Last week's column, in which we urged a marriage between the cash-strapped Eureka Inn and Oregon's fabulous McMenamins hotel/restaurant/brew pub/movie house chain, prompted a gratifying outpouring of enthusiasm. Some readers lit up the comments section on our Web site. Others turned to the Face Book, signing up to the campaign on both the Journal's fan page and McMenamins'. Still others literally waved us down on the street and started babbling in our faces about how psyched they were about the whole idea.
"A truly inspired idea," wrote Chloe River Peart. "McMenamins knows how to do great community," wrote reader "KZ." "Our grand Inn deserves this chance to be her old self again!" wrote Eireen Young.
The Journal went through the trouble of trying to get in touch with McMenamins management through all the appropriate channels, without success. However, another eager reader -- Phylis Geller of Arcata -- gatecrashed the scene by sending off an e-mail directly to a member of the McMenamin family. She received a response almost immediately, which we reproduce here with heavy heart (and with the permission of its author, Dan McMenamin):
"Thanks for thinking of us, at this time however we are unable to take on any new opportunities. There are so many towns and communities we would like to be a part of (and could be down the road) but we are completely buried in projects for several years into the future that have already been slowed by the economic downturn. We do look at all requests and welcome ideas for new locations, we are just not able to act on all of them. Thank you again for the consideration and please do not hesitate to send us ideas down the road."

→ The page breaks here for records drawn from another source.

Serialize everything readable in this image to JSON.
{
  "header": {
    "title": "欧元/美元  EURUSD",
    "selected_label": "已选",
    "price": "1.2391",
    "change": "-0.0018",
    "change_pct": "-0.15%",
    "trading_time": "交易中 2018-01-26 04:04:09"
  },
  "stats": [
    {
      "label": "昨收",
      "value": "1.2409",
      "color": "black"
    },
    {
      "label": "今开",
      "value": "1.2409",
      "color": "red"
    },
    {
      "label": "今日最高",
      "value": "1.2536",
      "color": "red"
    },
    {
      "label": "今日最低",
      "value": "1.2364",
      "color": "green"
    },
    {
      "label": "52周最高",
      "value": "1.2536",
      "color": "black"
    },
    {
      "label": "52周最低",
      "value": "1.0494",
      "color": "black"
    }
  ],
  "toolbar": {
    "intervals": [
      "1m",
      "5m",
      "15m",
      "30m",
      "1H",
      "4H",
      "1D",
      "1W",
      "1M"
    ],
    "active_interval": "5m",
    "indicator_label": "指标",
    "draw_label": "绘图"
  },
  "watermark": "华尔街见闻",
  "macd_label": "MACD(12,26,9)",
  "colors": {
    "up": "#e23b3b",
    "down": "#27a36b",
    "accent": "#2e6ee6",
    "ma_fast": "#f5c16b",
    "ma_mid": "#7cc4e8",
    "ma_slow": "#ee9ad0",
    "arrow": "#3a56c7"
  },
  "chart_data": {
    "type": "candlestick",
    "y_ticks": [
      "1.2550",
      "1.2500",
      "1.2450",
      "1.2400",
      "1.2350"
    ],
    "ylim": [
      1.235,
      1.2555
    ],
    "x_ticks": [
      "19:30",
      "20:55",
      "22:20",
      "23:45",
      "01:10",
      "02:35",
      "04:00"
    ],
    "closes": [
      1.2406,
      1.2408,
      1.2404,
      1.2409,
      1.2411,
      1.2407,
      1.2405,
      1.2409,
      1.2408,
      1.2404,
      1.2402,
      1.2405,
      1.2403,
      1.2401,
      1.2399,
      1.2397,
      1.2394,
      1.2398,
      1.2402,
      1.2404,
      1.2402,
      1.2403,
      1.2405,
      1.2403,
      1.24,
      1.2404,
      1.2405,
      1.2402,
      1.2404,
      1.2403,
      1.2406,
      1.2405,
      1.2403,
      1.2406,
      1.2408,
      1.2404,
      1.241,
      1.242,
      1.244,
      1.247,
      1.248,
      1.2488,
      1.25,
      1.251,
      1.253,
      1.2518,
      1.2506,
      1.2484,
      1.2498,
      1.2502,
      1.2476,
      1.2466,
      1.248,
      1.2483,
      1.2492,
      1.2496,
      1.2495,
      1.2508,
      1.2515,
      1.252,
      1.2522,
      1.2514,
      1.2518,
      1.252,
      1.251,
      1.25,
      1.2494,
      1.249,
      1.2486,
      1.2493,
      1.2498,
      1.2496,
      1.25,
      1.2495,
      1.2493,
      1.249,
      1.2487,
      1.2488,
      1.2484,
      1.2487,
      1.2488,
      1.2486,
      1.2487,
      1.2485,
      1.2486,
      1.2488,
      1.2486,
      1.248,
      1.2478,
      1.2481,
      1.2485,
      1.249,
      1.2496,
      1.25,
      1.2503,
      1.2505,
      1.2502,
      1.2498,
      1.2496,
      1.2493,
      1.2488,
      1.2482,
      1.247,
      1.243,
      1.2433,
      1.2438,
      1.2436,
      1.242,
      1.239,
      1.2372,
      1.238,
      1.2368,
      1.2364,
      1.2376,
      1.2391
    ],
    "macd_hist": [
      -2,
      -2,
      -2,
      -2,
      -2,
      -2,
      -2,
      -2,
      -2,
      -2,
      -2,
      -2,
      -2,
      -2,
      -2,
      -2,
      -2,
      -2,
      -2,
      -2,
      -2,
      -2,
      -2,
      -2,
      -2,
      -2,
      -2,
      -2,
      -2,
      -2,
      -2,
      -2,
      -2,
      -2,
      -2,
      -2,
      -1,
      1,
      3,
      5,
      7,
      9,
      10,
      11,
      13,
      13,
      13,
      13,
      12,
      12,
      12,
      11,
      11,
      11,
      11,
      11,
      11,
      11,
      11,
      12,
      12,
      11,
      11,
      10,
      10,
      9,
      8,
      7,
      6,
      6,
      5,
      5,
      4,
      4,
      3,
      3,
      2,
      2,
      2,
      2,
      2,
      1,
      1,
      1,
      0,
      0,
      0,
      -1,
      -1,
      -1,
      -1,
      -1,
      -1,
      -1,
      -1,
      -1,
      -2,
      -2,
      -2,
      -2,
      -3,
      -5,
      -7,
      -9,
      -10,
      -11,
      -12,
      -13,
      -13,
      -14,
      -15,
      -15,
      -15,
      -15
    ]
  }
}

Sad news, sad news. Well, it was worth a ... hold up, now! A moment's Googling reveals that Mr. McM sent an identical note to a member of the "Bring McMenamins to Puyallup [Wash.]" Facebook group a few months ago! What's more, a helpful page admin affixed an addendum to this correspondence: "Note to fans: Don't let this stop you. We heard the same thing when we first contacted them about Tacoma."
Thank you, Puyallup. Solidarity forever. We in Humboldt County shall not rest until both our towns are McMenamized.